Alter nem sempre foi vista como uma cidade de praia no meio da selva. Pedro Teixeira, explorador português que comandou expedições na Amazônia com o objetivo de escravizar os indígenas, estabeleceu um entreposto colonial no local em 1626.

Mas por séculos Alter se manteve isolada, atraindo apenas moradores da cidade de Santarém, que é próxima, e ocasionais aventureiros.

O naturalista britânico Henry Walter Bates (1825-1892) visitou a área nos anos 1850 e a descreveu como "um lugar negligenciado, devastado pela pobreza". "As casas da aldeia estão infestadas de animais daninhos; morcegos nos telhados de palha, formigas de fogo sob os assoalhos; baratas e aranhas nas paredes", escreveu.
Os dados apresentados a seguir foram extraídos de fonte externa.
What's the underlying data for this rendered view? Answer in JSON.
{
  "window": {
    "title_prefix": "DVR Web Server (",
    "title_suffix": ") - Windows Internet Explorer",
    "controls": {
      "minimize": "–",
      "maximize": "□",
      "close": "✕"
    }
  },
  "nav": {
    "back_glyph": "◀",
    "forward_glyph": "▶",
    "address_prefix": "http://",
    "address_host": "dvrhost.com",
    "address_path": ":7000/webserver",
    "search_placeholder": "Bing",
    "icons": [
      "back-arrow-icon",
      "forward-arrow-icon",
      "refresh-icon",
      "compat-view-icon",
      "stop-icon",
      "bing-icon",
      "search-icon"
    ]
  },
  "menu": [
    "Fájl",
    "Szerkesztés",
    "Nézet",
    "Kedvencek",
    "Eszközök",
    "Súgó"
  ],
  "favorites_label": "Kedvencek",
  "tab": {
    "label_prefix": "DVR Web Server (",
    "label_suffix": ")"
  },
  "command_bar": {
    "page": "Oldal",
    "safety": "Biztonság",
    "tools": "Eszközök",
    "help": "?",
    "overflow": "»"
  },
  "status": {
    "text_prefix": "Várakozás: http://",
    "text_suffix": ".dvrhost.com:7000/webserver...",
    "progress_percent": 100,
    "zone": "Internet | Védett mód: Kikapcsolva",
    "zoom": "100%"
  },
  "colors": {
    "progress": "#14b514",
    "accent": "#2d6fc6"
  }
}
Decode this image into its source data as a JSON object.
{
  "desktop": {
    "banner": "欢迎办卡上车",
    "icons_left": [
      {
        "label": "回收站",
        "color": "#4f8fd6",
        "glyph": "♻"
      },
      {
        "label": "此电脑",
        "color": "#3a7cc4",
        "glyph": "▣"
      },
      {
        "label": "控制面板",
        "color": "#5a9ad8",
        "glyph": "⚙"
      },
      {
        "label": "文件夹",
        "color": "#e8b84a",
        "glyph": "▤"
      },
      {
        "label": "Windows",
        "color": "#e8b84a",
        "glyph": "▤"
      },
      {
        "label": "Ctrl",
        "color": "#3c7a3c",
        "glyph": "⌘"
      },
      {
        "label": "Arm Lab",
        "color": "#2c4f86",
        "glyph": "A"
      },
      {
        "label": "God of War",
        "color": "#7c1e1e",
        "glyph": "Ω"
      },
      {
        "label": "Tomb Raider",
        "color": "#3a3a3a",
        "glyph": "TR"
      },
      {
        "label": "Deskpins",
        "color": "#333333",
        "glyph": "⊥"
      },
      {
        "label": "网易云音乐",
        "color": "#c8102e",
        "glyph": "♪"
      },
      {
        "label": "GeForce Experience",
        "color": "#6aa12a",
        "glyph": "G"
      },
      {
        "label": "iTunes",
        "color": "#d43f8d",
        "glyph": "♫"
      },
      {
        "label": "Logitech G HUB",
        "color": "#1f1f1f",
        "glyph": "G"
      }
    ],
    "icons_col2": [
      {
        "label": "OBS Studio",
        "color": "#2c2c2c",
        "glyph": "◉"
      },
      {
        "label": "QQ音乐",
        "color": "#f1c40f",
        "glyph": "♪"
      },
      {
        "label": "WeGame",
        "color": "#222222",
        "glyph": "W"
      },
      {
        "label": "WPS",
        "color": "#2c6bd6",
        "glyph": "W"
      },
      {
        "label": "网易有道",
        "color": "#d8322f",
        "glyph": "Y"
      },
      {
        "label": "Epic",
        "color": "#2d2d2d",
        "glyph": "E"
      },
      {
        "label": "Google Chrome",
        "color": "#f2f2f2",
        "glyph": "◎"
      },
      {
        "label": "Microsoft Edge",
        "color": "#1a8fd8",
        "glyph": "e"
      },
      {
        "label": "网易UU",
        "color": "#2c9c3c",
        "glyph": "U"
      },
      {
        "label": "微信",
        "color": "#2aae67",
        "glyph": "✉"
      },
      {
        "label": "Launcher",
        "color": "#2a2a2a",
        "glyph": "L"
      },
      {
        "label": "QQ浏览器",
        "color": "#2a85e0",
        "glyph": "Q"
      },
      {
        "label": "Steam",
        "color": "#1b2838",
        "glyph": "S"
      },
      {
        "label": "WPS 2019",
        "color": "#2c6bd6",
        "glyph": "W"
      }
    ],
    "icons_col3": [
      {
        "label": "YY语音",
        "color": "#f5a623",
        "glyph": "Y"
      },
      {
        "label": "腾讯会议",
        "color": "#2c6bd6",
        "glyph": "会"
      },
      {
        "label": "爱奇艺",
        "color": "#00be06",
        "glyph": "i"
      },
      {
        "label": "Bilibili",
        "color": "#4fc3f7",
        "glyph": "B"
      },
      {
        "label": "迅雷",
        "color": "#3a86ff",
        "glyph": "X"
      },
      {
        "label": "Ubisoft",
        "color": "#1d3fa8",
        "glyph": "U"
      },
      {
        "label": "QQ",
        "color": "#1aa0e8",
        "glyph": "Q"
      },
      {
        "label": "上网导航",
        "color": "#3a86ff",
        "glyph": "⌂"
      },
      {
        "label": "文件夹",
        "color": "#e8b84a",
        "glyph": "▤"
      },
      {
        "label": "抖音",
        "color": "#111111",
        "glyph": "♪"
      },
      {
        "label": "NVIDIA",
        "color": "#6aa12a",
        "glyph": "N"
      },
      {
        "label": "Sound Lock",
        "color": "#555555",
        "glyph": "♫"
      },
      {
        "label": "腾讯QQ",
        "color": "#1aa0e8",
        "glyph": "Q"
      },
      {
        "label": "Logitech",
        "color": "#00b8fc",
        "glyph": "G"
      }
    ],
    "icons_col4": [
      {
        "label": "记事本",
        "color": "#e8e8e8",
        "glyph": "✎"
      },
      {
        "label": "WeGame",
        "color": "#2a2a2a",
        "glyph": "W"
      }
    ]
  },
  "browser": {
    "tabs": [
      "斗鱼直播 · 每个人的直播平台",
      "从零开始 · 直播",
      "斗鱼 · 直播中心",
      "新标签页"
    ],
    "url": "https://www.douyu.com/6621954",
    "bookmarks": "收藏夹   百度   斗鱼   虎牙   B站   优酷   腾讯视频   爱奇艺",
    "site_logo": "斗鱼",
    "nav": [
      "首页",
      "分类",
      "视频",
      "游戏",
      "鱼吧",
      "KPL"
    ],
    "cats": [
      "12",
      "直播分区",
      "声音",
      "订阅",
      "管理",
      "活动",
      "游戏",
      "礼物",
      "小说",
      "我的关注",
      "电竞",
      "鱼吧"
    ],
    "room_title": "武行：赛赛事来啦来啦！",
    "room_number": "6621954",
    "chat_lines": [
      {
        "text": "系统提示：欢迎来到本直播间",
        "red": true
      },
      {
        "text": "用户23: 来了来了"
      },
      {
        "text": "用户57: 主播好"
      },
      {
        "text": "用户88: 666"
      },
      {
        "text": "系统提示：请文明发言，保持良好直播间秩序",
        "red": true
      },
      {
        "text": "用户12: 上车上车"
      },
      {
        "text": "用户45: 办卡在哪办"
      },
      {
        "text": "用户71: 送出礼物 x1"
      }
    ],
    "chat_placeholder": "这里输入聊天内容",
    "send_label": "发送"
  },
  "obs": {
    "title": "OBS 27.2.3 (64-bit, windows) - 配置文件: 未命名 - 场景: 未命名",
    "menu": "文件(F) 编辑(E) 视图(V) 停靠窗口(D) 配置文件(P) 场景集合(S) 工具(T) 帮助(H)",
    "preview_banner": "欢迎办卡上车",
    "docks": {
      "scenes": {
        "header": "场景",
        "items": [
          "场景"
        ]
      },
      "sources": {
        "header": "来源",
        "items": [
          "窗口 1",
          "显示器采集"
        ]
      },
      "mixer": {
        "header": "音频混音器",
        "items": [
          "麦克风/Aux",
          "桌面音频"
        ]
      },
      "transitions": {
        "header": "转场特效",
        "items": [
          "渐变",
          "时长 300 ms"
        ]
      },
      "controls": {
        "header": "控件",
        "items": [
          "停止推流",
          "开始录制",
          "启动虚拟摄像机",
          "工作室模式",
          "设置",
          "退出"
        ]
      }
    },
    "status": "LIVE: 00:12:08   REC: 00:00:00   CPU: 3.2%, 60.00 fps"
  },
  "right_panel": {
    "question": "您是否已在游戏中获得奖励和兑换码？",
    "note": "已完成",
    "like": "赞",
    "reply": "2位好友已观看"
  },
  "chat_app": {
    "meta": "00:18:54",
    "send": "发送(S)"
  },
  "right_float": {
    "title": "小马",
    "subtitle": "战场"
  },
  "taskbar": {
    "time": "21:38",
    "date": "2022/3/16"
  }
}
A despeito dessas preocupações, Bates começou a gostar do lugar; as praias de Alter o ajudavam a refletir, depois de dias de pesquisa na selva ao redor sobre o mimetismo animal, com resultados que ajudaram a sustentar a teoria da evolução de Charles Darwin (1809-1882).

"A luz suave e pálida", escreveu Bates em "The Naturalist on the River Amazons", "pousando sobre as largas praias arenosas e os barracões com telhados de palha, reproduz o efeito de uma cena de inverno no gélido norte, quando uma camada de neve recobre a paisagem".

Inverno não foi a primeira coisa em que pensei ao percorrer a pé as ruas ensolaradas de Alter. No calor, as pessoas usam a mesma moda de praia que prevalece no Rio, de biquínis a calções largos.

A praça arborizada é um lugar acolhedor, com vendedores oferecendo travessas de açaí acompanhada por tapioca. Nos restaurantes, os visitantes saboreavam pratos de peixes amazônicos como o pirarucu e o tucunaré.

"Aqui é pacífico e mágico, não se parece com de onde viemos", disse Alexis Álvarez, 29, tatuador venezuelano que se mudou para Alter recentemente com a mulher, professora, e com a filha de um ano, buscando refúgio no Brasil depois de sofrer com a escassez de comida e remédios causada pela crise econômica da Venezuela.

"Em Alter, nos sentimos em casa", disse Álvarez, explicando que ele e a mulher se sustentam vendendo as bijuterias que fazem. "Acho que estamos aqui para ficar".

O explorador e escritor Alex Shoumatoff ficou encantado com Alter quando a visitou em 1977, descrevendo-a como "o primeiro lugar que procuraria quando enfim desistir de tentar me encaixar no mundo moderno".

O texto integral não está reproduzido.